Les erreurs courantes des employeurs
Les employeurs doivent être particulièrement attentifs à éviter les erreurs suivantes :
- en supposant que l'absence de diagnostic formel signifie qu'il n'y a pas d'obligation légale ;
- ignorer les révélations informelles ou les signes indiquant qu'un soutien pourrait être nécessaire ;
- traiter tous les employés neurodivergents de la même manière ;
- s'appuyer trop fortement sur des politiques génériques ;
- ne pas former les responsables hiérarchiques ;
- traiter les différences de communication comme des problèmes d'attitude ;
- entamer une action disciplinaire sans tenir compte des ajustements raisonnables ;
- l'absence d'enregistrement des discussions sur l'ajustement ;
- autoriser des commentaires ou des plaisanteries déplacés sur le lieu de travail ;
- supposer qu'un ajustement est déraisonnable sans l'examiner correctement.
De nombreux litiges surviennent non pas parce que l'employeur avait l'intention de pratiquer une discrimination, mais parce que les responsables n'ont pas fait de pause, n'ont pas posé les bonnes questions et n'ont pas pris conseil avant d'agir.
Mesures pratiques pour les employeurs
Lorsqu'un employé vous dit qu'il est neurodivergent, ou lorsque la neurodiversité peut être liée à un problème sur le lieu de travail, l'employeur doit envisager les mesures suivantes :
- Have a private and supportive conversation with the employee.
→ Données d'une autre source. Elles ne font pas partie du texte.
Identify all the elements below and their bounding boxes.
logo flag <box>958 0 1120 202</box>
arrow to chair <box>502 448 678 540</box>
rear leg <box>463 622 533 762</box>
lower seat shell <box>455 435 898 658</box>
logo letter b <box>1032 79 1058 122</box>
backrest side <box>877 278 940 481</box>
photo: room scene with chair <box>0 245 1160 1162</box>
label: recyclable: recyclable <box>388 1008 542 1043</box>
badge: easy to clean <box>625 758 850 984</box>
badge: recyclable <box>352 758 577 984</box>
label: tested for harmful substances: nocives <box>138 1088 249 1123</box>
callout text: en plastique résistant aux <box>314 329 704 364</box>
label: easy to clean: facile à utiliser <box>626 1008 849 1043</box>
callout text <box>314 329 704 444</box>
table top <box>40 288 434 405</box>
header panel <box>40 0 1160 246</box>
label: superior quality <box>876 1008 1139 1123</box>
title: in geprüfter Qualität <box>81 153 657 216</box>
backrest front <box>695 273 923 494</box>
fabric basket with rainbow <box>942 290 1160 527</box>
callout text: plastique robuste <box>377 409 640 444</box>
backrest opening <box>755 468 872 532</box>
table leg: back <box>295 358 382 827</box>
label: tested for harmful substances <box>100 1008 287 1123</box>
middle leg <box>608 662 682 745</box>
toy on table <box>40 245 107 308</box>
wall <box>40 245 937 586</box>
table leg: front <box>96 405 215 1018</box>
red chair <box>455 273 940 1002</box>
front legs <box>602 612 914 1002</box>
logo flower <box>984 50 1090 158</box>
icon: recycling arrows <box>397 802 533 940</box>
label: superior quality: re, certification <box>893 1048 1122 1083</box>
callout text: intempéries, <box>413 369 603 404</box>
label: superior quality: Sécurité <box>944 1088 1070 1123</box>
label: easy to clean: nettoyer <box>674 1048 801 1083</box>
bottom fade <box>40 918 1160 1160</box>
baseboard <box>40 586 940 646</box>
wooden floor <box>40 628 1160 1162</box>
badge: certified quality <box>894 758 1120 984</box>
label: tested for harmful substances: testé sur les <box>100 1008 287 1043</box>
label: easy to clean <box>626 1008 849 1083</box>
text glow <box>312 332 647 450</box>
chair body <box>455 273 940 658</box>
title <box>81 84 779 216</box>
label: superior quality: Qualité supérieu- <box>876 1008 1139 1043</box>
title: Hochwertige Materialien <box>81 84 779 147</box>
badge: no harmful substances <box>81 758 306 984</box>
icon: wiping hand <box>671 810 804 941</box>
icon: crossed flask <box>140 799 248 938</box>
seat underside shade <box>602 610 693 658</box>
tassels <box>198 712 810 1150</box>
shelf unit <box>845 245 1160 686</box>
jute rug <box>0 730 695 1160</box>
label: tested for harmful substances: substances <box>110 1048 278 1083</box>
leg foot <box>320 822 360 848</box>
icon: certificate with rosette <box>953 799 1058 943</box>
- Demandez-leur quel soutien, s'il y en a un, pourrait les aider.
- Déterminer si l'intervention de la médecine du travail est nécessaire.
- Examiner le rôle de l'employé, son environnement de travail et les modalités de gestion.
- Identifier les éventuels ajustements raisonnables.
- Confirmer par écrit les ajustements convenus.
- Former le responsable concerné le cas échéant.
- Réexaminer régulièrement le poste.
- Prenez conseil avant d'entamer toute procédure formelle dans laquelle le handicap peut entrer en ligne de compte.
Ces mesures peuvent réduire les risques juridiques et aider à résoudre les problèmes sur le lieu de travail avant qu'ils ne s'aggravent.
Conclusion
Neurodiversity in the workplace is an issue employers cannot afford to ignore. Handled poorly, it can lead to grievances, sickness absence, performance issues, discrimination claims and reputational damage. Handled properly, it can help employers retain skilled employees, improve workplace culture and demonstrate a practical commitment to inclusion.
La clé pour les employeurs est d'agir tôt, d'éviter les suppositions et de se concentrer sur les besoins individuels de l'employé. Les ajustements raisonnables ne doivent pas nécessairement être compliqués ou coûteux, mais ils doivent être envisagés de manière appropriée.
At Ronald Fletcher Baker, our Emploi Team advises employers on disability discrimination, reasonable adjustments, workplace policies, grievances, disciplinary issues and employment tribunal claims. If you require advice on supporting neurodivergent employees or managing a workplace issue involving neurodiversity, we can help you assess the risks and identify a practical way forward.